The report was released earlier this month. It was funded by the Canadian Mountain Network, a non-profit that supports research on the resilience and health of Canada's mountain people and places.
Snow, who's the lead investigator, said a team from the Stoney Nakoda Nation worked with elders, knowledge keepers and youth to get a better understanding of bison habitat, behaviour, and practices from an Indigenous perspective.
"It was not only a learning process about bison, it was a learning process about ourselves as Indigenous people returning and going back to the traditional lands," he said. "Being able to travel and to experience some of these areas has been really important ... for our own cultural well-being."
Snow said it has helped the Stoney Nakoda reconnect to their traditional lands, migration routes, camping sites, and hunting and gathering areas within Mînî Rhpa Mâkoche, now known as Banff National Park.

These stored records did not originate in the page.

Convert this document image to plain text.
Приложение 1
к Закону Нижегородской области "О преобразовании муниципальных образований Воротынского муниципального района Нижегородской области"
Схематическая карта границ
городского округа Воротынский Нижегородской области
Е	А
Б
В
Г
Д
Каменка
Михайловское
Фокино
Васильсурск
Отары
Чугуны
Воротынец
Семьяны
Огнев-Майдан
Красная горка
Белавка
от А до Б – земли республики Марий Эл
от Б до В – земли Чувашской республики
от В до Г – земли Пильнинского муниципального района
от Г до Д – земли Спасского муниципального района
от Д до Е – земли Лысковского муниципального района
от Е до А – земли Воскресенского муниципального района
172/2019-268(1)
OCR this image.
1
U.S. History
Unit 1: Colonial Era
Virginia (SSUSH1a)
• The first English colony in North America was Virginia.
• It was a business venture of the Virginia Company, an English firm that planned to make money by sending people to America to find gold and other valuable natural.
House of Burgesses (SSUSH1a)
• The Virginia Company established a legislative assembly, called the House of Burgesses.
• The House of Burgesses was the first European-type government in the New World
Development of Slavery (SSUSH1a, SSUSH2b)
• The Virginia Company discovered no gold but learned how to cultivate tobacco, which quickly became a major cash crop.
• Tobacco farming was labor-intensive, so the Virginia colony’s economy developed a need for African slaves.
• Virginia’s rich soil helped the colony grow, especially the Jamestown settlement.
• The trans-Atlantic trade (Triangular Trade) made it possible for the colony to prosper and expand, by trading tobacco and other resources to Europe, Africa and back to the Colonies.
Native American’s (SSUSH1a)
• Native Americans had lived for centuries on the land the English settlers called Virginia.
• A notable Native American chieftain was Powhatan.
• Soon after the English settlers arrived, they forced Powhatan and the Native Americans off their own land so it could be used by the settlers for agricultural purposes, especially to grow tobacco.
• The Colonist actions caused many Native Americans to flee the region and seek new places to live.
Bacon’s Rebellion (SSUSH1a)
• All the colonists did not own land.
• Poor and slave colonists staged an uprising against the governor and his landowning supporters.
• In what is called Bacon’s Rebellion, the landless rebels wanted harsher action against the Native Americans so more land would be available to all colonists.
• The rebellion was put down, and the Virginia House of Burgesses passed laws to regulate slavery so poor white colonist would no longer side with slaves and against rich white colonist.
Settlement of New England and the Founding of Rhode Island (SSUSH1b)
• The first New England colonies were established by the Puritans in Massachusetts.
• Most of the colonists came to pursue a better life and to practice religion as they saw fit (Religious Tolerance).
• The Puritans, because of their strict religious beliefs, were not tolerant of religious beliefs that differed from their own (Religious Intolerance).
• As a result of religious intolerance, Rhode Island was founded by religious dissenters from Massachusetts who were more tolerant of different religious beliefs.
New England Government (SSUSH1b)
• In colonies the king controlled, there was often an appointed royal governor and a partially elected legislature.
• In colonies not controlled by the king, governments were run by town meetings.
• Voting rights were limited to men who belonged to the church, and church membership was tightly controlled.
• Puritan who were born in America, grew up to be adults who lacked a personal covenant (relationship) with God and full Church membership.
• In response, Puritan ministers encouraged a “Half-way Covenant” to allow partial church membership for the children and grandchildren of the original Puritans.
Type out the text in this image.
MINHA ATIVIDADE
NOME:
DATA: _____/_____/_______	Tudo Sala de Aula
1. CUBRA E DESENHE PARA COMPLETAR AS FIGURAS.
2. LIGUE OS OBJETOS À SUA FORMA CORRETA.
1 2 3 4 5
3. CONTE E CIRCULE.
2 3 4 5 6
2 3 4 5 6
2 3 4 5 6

The report, which has been shared with park officials, includes 11 recommendations to ensure the continued success of the reintroduction and for co-operative management of the bison herd.
The suggestions include continuing the program once the pilot project is finished, holding a ceremony with First Nations at the start of each new phase and allowing cultural monitoring fieldwork to continue. They also urge expansion of the reintroduction zone to include the rest of the park and allowing First Nations to harvest animals once the herd grows too large.
The project is to be reviewed this year.
Wild bison disappeared from Banff National Park before it was created in 1885. They were reintroduced to determine whether bison could be a long-term fixture in the park.
Parks Canada said in a statement that it recognizes the connection between Indigenous culture and bison.
"During the project, Indigenous Peoples have shared their traditional knowledge of plains bison and participated in stewardship, management and celebration opportunities," says the statement. "Parks Canada has also collaborated with Indigenous communities and organizations in various on-the-ground conservation activities."
The statement said Parks Canada supported the Stoney Nakoda study and will consider it in the pilot project's final report.
"Results from all engagement have and will inform future decisions regarding the feasibility of managing a wild bison herd in Banff National Park over the long term."
The Stoney Nakoda report noted that projects such as the bison reintroduction are an important part of truth and reconciliation. It suggested traditional ecological knowledge can be used alongside western science for a more holistic approach to park management.
"At the end of the day, we are not just writing a report to write a report," said Snow. "We want to change how bison management is done."